Taxpayers will pay £40 billion for mortgage bailout

As part of an emergency rescue plan ministers may be willing to underwrite billions of pounds worth of mortgages according to a recent report, and this could end up costing the taxpayer around £40 billion. The scheme would see the type of guarantee that was offered to Northern Rock extend to other home loans. The scheme is part of the plan that Gordon Brown has been drafting to try and tackle the economic downturn.

It is thought that the scheme could be brought in as early as next month. However, critics are stating that offering to back up the mortgage market with taxpayer’s money would prove high risk. There are a number of risks, which the Treasury is apparently aware of, and this includes encouraging banks to behave recklessly with taxpayers’ money to fall back on.

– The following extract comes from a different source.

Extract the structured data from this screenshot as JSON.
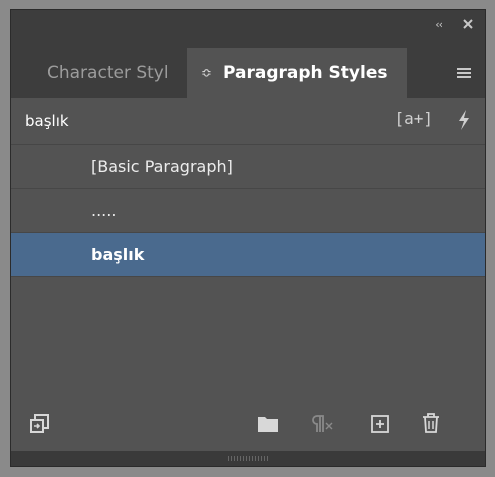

Sir James Crosby, formerly the Halifax boss, is looking at ways in which the government can help to boost the flagging mortgage and housing markets. An insider from the Treasury stated: ‘One major problem is a lack of mortgage finance, so if there is anything we can do to help with that we should think about it.’ He added: ‘If Sir James comes back with something credible that doesn’t expose the taxpayer to too much risk then we would be wrong not to consider it.’

The suggestion from Crosby involved the government guaranteeing loans from lenders on a temporary basis, and the guarantee would be provided by the Treasury and the taxpayer, which could help to boost lending and revive confidence amongst lenders.